Courageous said:
That's one of the things I don't understand. In the large, string internalization compacts memory, because instead of using the number of bytes in the string each time it is instanced, you get a pointer to a lexigraphically identical string.
I guess this is as obviously compact on 64 bit systems as it is on 32 bit ones, but be that as it may...
C//
p.s. have implemented string internalization tables myself, for special projects.
As interning pertains to commonly used strings, I don't disagree with you at all Courageous, I agree completely, interning can produce a great increase in the efficiency of both memory usage and certain computations involving the instances.
What the main problem stems from is either the automatic interning of strings or the reckless interning of strings (essentially one in the same). This is where string interning fails, since there may very well be thousands of strings in the intern table that have only been used once and will never be used again, yet they still are present (unless of course some kind of caching and weak reference system was used, but that's another topic) until at least the end of the application. And those could just be the strings that were blatantly created in the program, also stored in the table would be all strings resulting from operations on a string (one such example I could think of was profiling operations, such as ("Running time: " + msRan + " ms"), now, likely, every time would represent a different entry in the table).

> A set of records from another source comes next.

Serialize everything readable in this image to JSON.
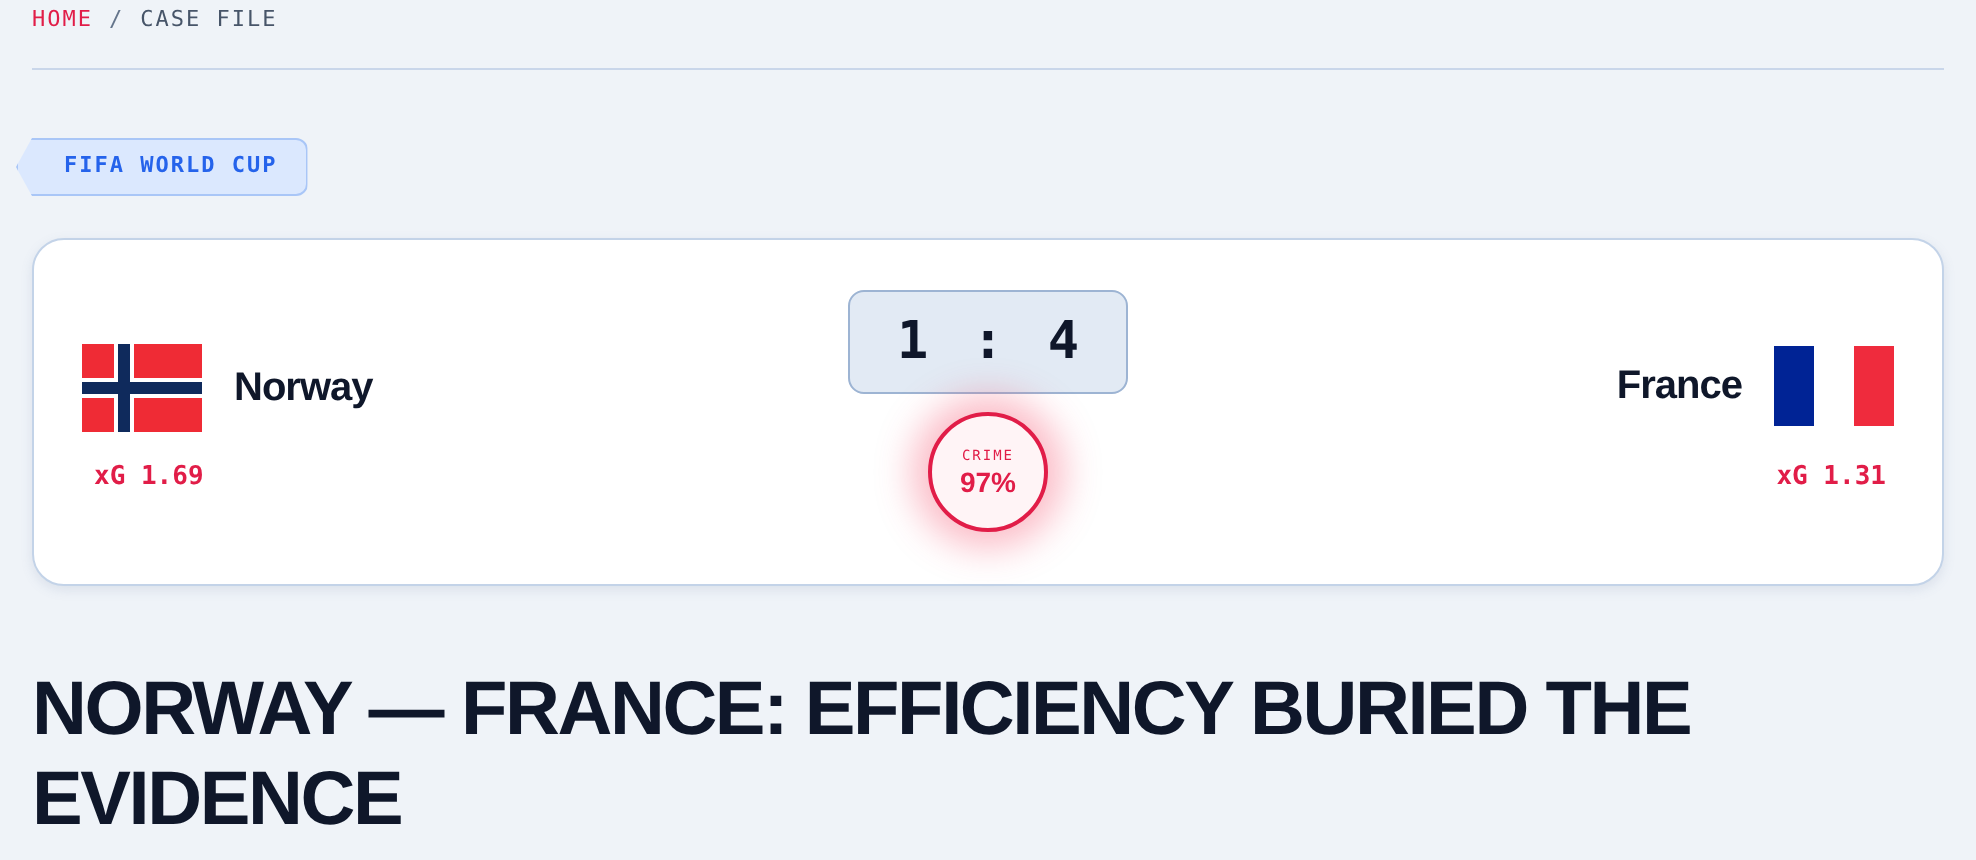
{
  "breadcrumb": {
    "home": "HOME",
    "separator": "/",
    "current": "CASE FILE"
  },
  "tag": "FIFA WORLD CUP",
  "match": {
    "home": {
      "name": "Norway",
      "xg": "xG 1.69"
    },
    "away": {
      "name": "France",
      "xg": "xG 1.31"
    },
    "score": {
      "home": "1",
      "separator": ":",
      "away": "4"
    },
    "crime": {
      "label": "CRIME",
      "value": "97%"
    }
  },
  "headline": "NORWAY — FRANCE: EFFICIENCY BURIED THE EVIDENCE"
}
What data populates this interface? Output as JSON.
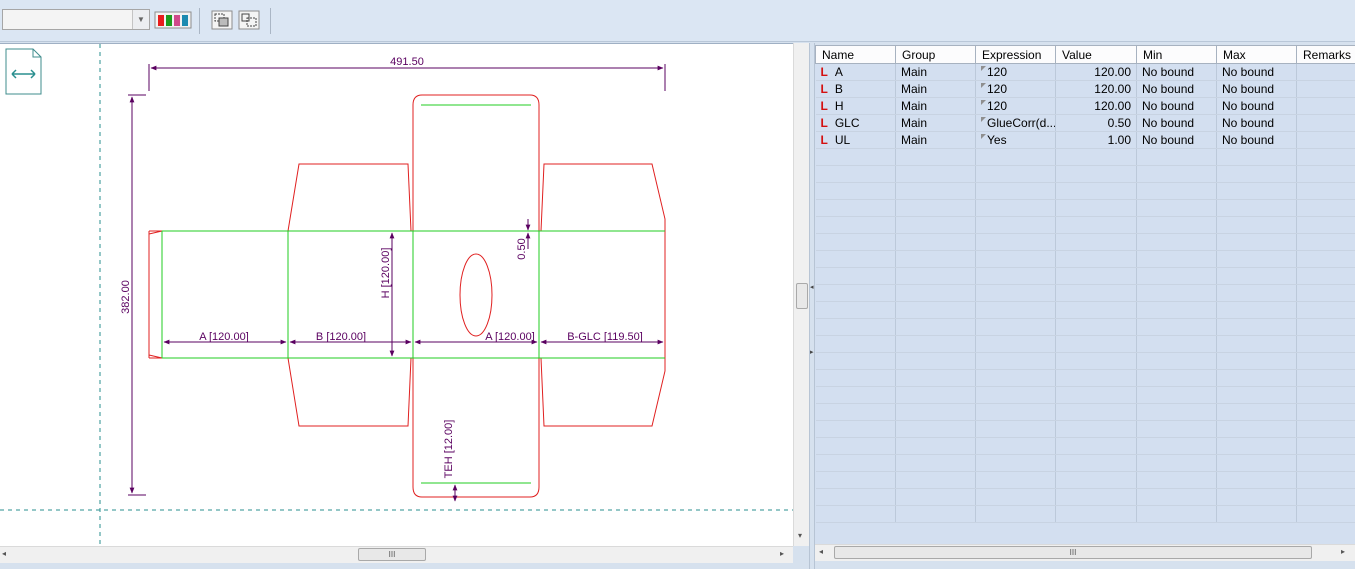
{
  "toolbar": {
    "combo_value": "",
    "combo_icon": "chevron-down-icon",
    "buttons": [
      "color-palette-icon",
      "layers-icon",
      "frame-icon"
    ]
  },
  "drawing": {
    "side_icon": "mirror-horizontal-icon",
    "dims": {
      "width_total": "491.50",
      "height_total": "382.00",
      "a1": "A [120.00]",
      "b": "B [120.00]",
      "a2": "A [120.00]",
      "bglc": "B-GLC [119.50]",
      "h": "H [120.00]",
      "gap": "0.50",
      "teh": "TEH [12.00]"
    },
    "colors": {
      "cut": "#e02020",
      "crease": "#22cc22",
      "dimension": "#5a0060",
      "guide": "#2a8f8f"
    }
  },
  "grid": {
    "columns": [
      "Name",
      "Group",
      "Expression",
      "Value",
      "Min",
      "Max",
      "Remarks"
    ],
    "rows": [
      {
        "icon": "L",
        "name": "A",
        "group": "Main",
        "expression": "120",
        "value": "120.00",
        "min": "No bound",
        "max": "No bound",
        "remarks": ""
      },
      {
        "icon": "L",
        "name": "B",
        "group": "Main",
        "expression": "120",
        "value": "120.00",
        "min": "No bound",
        "max": "No bound",
        "remarks": ""
      },
      {
        "icon": "L",
        "name": "H",
        "group": "Main",
        "expression": "120",
        "value": "120.00",
        "min": "No bound",
        "max": "No bound",
        "remarks": ""
      },
      {
        "icon": "L",
        "name": "GLC",
        "group": "Main",
        "expression": "GlueCorr(d...",
        "value": "0.50",
        "min": "No bound",
        "max": "No bound",
        "remarks": ""
      },
      {
        "icon": "L",
        "name": "UL",
        "group": "Main",
        "expression": "Yes",
        "value": "1.00",
        "min": "No bound",
        "max": "No bound",
        "remarks": ""
      }
    ],
    "empty_rows": 22
  },
  "scroll": {
    "thumb_grip": "III",
    "left_arrow": "◂",
    "right_arrow": "▸"
  }
}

Also, although string internalization can greatly help lower the memory usage of your application, even judicious usage could potentially hamper you. For example, say that my application interns 100 kilobytes worth of strings that it uses commonly throughout the program. I now have an extra 100 kilobytes of memory added on to my working set at all times. Also, consider if at any one time I was only using five percent of the strings in the table. Normally only 5 kilobytes would need to be present in memory at a time, since the garbage collector would have cleaned up the rest when the program was not using them and reallocated them when they were needed again, now all of the data must constantly reside in memory for at least the life of the application. Essentially, my concerns boil down to the fact that doing this seems to tread on the ground that the GC is best at walking and saying that you will be doing a better job than it, at least in this instance (of which I have no problem with, just so long as it's done carefully and is backed up with statistics confirming the reasoning used, and, of course, this is really only true if this is done solely in the name of memory conservation and efficiency and not, for instance, for string comparison efficiency gains or some other advantage interning offers).
Given all this, I've reached the same conclusion I had before, all things in moderation, lest they be misused through unintentional overuse. String interning suffers from the same caveats as any other feature and, just like everything else, needs to be used judiciously and have logic backing up the reasons for its use.